THE MOMENT: (From left to right in front) U.S. Treasury Secretary Timothy Geithner, Secretary of State Hillary Clinton, Chinese Vice Premier Wang Qishan and State Councilor Dai Bingguo at the fourth round of China-U.S. Strategic and Economic Dialogue in Beijing on May 3 (LIAO PAN)
It seemed a traditional belief that two major powers must confront each other. Now China and the United States are the two biggest economies in the world. But they are actively working to build a new type of relationship by deepening mutual trust, mutual respect and win-win cooperation because today's world is different. Their efforts are visible under the framework of China-U.S. Strategic and Economic Dialogue (S&ED).
Today, China and the United States face the fact that their common interests and competition are interwoven. How to build relations is the core problem that China and the United States should work together to solve, said Zhao Kejin, a specialist in foreign studies at Tsinghua University. He pointed out that complicated changes in international political and economic situations provide opportunities for development of the bilateral relationship and inject great impetus into the latest S&ED, which is the most important political experiment for building a new relationship between the two powers. "The two sides' cooperation is getting more practical," Zhao said.
The fourth round of the S&ED, which was titled Promote Win-Win Cooperation and Build a New Type of Relations Between Major Countries, was held in Beijing on May 3 to 4, with 67 concrete results achieved. The dialogue framework has been an important cooperative platform between the two sides. Chinese Vice Premier Wang Qishan said the two sides have reached 218 cooperative results during the past three years since the framework was established, which brought factual benefits for both nations.
Economic cooperation has always been a focus of the relationship. Trade and economic relations based on win-win cooperation serves as glue pasting the two countries together. Now China is seeking an economic transformation, and the United States is in urgent need of economic revival, which made this year's dialogue fruitful.
Under pressure of the coming presidential election, U.S. President Barack Obama's administration hopes to realize economic revival as soon as possible. Its major overseas helper is China. Close China-U.S. economic cooperation is of strategic significance to such an economic revival, said Zhao, explaining that China's influence is decisive especially to Washington's plan to increase exports.
Ding Yifan, Deputy Director at the Institute of World Development of the Development Research Center of the State Council, pointed out the U.S. exports to China have been the backbone of U.S. foreign trade in recent years. U.S. trade volume to China has almost doubled since 2009. The growth speed is about twice its export growth to other markets. In 2011, the U.S. commodity and service exports to China reached $130 billion, providing over 600,000 job opportunities to Americans.

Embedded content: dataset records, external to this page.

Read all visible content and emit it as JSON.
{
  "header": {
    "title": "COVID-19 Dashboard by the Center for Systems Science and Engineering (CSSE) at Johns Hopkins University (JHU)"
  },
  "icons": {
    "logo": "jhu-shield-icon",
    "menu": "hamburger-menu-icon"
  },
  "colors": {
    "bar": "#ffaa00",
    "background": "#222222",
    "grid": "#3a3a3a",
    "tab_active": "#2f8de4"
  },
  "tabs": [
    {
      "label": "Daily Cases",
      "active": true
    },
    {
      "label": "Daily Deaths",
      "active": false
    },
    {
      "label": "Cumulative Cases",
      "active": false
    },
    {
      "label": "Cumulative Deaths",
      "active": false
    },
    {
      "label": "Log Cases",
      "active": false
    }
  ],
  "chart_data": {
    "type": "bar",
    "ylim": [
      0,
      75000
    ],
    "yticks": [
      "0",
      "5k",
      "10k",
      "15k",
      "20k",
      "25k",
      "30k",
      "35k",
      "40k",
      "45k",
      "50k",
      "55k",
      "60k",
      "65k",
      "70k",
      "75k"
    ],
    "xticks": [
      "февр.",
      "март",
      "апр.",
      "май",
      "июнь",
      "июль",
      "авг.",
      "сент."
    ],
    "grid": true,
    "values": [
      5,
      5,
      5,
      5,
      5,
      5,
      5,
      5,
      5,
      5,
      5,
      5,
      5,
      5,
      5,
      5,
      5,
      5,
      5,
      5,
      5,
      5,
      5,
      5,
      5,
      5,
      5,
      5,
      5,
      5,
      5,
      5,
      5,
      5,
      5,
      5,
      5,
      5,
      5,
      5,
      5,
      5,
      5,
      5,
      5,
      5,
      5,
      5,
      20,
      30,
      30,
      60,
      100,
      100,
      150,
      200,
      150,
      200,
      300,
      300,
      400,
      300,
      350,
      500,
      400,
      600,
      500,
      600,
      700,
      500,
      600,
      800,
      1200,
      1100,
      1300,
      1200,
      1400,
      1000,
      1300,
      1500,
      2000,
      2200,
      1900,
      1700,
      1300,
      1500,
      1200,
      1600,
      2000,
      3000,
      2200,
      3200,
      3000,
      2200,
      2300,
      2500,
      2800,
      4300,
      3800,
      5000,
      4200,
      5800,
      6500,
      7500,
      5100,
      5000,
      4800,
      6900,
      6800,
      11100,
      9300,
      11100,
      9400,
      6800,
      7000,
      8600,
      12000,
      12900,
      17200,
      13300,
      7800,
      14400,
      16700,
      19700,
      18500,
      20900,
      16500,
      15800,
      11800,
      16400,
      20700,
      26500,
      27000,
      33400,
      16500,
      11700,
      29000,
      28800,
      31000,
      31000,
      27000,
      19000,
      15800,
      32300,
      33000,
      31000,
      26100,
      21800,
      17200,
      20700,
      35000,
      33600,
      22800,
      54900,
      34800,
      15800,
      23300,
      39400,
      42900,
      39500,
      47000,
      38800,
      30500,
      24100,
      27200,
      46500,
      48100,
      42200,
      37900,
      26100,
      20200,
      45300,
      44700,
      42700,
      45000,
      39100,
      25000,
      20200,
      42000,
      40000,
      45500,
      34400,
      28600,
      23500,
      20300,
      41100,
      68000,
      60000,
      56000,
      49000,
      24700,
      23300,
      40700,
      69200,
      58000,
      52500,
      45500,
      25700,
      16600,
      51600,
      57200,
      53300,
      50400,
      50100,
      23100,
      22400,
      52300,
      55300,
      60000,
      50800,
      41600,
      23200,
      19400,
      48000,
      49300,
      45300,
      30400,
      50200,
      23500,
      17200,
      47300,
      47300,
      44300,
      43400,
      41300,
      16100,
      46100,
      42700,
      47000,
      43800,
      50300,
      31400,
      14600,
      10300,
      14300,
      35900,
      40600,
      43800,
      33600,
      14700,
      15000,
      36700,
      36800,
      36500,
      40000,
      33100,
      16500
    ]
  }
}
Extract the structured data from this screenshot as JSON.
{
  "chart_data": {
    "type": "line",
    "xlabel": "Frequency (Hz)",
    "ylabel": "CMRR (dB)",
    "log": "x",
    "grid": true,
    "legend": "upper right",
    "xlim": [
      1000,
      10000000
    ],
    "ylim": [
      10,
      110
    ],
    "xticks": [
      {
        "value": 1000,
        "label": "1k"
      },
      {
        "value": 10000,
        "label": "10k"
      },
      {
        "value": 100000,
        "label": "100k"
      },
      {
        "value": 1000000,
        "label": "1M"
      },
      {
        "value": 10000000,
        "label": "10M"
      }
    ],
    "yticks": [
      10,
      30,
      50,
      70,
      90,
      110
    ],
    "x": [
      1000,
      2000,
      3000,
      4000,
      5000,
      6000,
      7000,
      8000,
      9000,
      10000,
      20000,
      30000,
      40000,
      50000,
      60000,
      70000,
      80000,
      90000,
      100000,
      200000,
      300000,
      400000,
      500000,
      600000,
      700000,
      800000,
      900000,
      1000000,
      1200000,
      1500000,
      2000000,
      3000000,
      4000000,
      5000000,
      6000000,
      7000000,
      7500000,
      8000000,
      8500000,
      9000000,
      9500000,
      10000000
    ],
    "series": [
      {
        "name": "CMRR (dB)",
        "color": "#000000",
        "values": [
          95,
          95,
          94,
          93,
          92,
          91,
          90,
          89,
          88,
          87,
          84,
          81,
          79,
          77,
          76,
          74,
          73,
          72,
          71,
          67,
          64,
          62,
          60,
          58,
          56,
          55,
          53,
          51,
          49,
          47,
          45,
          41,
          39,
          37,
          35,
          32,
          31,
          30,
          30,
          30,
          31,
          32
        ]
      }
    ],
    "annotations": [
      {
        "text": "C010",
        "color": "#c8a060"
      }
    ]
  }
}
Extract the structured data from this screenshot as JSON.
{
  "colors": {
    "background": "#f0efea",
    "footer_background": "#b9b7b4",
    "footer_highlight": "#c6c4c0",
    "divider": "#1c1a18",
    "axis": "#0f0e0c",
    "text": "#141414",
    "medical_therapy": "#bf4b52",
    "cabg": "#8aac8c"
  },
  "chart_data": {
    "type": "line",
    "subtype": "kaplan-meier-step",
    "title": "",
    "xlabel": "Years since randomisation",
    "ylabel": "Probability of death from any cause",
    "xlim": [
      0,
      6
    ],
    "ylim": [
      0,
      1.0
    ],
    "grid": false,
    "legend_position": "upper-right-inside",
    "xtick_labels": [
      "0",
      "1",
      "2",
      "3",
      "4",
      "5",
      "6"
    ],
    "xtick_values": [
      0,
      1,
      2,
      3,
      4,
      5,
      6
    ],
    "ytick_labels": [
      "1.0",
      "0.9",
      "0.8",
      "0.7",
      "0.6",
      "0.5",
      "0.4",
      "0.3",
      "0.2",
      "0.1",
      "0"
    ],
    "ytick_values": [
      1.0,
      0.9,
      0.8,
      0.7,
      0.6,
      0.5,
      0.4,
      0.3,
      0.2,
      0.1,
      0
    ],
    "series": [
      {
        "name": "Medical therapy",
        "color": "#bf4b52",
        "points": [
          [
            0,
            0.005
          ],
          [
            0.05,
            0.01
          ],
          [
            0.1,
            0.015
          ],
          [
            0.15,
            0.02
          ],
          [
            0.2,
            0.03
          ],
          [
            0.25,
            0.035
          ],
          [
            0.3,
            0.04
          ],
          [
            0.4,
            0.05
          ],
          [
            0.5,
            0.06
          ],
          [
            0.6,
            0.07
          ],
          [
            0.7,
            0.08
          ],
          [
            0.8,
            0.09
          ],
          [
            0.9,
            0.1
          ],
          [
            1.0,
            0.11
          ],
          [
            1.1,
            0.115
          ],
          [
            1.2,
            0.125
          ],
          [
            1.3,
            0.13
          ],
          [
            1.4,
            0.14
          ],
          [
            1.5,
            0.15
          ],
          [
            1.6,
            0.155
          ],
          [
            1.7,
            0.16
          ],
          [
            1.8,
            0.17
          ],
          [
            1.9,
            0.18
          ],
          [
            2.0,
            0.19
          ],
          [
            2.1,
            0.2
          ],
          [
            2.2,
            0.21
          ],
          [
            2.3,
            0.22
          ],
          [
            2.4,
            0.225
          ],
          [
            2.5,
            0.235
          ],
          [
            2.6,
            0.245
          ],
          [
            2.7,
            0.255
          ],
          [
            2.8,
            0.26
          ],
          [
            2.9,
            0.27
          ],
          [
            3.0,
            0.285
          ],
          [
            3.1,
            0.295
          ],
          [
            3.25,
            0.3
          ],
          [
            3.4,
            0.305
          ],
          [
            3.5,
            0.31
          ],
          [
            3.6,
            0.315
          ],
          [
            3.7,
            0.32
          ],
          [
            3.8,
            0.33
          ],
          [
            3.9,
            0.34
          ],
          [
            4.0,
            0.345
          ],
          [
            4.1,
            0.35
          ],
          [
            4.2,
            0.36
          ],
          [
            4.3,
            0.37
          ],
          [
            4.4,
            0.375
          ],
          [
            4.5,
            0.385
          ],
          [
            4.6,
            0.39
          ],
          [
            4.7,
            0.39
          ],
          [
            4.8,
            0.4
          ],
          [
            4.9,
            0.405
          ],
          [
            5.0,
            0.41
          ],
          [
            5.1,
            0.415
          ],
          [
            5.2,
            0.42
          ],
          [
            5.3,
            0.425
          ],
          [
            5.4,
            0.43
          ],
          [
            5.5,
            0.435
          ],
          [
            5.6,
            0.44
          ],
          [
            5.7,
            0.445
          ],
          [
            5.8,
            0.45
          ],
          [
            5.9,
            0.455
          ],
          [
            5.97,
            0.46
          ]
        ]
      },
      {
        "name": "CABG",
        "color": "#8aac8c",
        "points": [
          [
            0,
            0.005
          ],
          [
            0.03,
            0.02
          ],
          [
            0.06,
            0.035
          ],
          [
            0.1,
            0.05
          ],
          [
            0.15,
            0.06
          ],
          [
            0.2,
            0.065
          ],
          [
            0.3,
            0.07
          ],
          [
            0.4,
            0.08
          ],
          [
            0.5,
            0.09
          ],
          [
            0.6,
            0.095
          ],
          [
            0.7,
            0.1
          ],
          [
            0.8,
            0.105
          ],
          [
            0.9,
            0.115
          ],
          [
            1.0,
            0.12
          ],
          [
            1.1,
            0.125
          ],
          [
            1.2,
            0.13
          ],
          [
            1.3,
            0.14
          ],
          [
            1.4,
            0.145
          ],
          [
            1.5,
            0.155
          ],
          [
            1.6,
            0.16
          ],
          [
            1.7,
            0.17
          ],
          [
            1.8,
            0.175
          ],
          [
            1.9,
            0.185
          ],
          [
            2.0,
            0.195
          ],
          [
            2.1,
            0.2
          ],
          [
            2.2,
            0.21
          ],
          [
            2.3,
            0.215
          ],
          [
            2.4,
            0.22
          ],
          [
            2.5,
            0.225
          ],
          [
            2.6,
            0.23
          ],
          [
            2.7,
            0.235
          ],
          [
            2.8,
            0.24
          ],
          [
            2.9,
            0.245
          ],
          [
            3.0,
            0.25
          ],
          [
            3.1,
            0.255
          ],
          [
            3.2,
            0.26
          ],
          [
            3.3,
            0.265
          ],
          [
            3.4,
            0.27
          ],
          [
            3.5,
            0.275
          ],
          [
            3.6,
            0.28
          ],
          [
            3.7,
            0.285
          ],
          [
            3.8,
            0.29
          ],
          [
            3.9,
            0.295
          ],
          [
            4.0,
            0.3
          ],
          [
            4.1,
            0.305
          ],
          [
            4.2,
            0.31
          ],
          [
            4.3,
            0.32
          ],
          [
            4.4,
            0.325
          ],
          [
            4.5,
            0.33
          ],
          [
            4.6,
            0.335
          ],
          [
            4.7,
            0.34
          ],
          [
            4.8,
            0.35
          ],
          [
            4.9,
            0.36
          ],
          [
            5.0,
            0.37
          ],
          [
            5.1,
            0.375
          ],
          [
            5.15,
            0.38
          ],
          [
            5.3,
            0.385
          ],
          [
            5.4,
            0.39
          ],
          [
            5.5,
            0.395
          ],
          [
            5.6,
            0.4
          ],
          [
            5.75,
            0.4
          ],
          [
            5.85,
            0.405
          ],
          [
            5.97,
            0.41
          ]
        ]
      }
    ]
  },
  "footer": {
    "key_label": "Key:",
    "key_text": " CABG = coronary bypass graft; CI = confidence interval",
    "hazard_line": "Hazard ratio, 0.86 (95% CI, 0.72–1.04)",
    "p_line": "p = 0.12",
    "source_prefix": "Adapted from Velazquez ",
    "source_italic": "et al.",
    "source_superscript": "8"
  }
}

"You have to look at the trend line, not just the headlines. That is especially true in the China-U.S. relationship," said Secretary of State Hillary Clinton at the dialogue. "The trend is clear. Our country is growing more interdependent. So we need to build a resilient relationship that allows both of us thrive and meet our regional and global responsibilities."
The two sides reached agreements on promoting free trade and intellectual property protection, showing their common concerns. Ding pointed out that China is worried about the recently-showed trade protection in the United States. The United States established a trans-departmental trade law enforcement center targeting at Chinese products. And the U.S. Congress amended the country's Countervailing Act, and added some Chinese enterprises to its antidumping and anti-subsidy lists. Under that background China hopes the agreement can help to maintain the bilateral trade and economic relationship on a good trend.
Ding pointed out that the United States has been focusing on China's intellectual property protection. However, he said, China also has the demand of protecting its intellectual property. With the development of China's economy, the two sides have more common needs on this point. Statistics show that China's ZTE Corp. was the world champion of applying for the most patents in 2011. And another Chinese enterprise, Huawei, was the third. Chinese enterprises also have urgent needs to protect their intellectual property, he said.